The research will focus on an optimal control approach for the analysis of dynamically changing image sequences, by treating image evolution as a dynamical system. We will develop methods for longitudinal, cross-sectional, and random designs. Specifically, we will explore (1) the dynamic modeling of time-varying image data, (2) their optimal interpolation, (3) their optimal approximation and smoothing, (4) their optimal filtering, (5) as well as image regression, (6) image extrapolation, and (7) efficient solution approaches based on optimal control theory.
Intellectual Merit
While the type of methods we will develop are already very advanced for example for scalar-valued data, the theory and methodology is much less developed, but of equal importance, for the case of time-varying images, which we will focus on. Several novel methods for the analysis of time-varying images will be explored and developed within the proposed research. They have general applicability. The research will have immediate impact on current imaging studies and will form the basis for future applications.
Broader Impact
The developed methods will have broad applicability, from natural image tracking, to video processing and medical image analysis. Example uses will range from the analysis of microscopy images to monitor spatio-temporal phenomena in individual cells, to the study of structural brain changes by magnetic resonance imaging. In the context of biomedical imaging, the techniques developed will ultimately lead to new insight into disease progression through in vivo monitoring, will enable early disease detection, and will also be a cornerstone to facilitate personalized medicine, which needs to account for individual developmental differences and age effects. All developed methods will be made available to the community in open-source form. This will allow for easy adaptations and the creation of customized image analysis solutions.

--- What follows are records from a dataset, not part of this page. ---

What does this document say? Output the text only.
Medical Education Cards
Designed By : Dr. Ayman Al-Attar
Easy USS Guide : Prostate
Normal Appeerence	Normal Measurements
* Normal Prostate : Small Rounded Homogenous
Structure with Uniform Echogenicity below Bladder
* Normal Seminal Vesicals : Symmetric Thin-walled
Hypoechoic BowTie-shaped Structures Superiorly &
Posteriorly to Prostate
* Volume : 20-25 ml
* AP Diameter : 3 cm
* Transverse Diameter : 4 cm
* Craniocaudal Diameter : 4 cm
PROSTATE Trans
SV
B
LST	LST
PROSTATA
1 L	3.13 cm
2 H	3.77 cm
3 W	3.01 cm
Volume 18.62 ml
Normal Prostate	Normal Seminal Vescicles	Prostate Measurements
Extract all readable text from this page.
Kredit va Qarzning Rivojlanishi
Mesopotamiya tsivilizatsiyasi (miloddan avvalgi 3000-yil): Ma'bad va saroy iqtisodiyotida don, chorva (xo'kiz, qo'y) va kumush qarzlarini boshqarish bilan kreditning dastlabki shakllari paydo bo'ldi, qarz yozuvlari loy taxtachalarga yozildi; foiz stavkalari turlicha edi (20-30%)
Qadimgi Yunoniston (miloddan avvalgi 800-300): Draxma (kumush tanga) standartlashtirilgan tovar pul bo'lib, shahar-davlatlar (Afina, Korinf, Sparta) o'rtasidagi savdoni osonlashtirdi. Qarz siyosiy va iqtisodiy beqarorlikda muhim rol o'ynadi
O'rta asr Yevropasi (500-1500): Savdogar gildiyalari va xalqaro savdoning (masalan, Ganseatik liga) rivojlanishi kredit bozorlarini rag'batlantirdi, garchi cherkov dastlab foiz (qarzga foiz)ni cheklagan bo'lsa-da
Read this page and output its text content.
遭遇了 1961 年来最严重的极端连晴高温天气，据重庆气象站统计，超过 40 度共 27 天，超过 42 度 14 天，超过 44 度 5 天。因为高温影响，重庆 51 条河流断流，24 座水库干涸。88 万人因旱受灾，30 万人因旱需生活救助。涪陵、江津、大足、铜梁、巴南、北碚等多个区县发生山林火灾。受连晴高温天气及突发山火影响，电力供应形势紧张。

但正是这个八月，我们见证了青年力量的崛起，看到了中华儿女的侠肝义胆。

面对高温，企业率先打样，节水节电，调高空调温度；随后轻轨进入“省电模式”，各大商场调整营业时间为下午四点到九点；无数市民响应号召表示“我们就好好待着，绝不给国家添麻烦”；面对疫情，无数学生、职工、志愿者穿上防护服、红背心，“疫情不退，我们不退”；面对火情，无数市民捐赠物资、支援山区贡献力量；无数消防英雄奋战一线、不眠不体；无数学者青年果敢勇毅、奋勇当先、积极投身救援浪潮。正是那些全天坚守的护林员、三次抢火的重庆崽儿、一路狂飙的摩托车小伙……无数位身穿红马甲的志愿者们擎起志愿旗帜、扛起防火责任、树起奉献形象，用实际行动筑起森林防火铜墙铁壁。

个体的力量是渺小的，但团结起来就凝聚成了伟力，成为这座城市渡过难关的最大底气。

The PI?s pedagogical goal is to reduce the communication barriers between research fields in the following ways: (1) by offering image analysis courses which include student group collaborations with research groups within biology and medicine, (2) by providing opportunities for undergraduates and summer students for hands-on image analysis projects, (3) and by teaching non computer-science majors about the fundamentals and practical aspects of image analysis.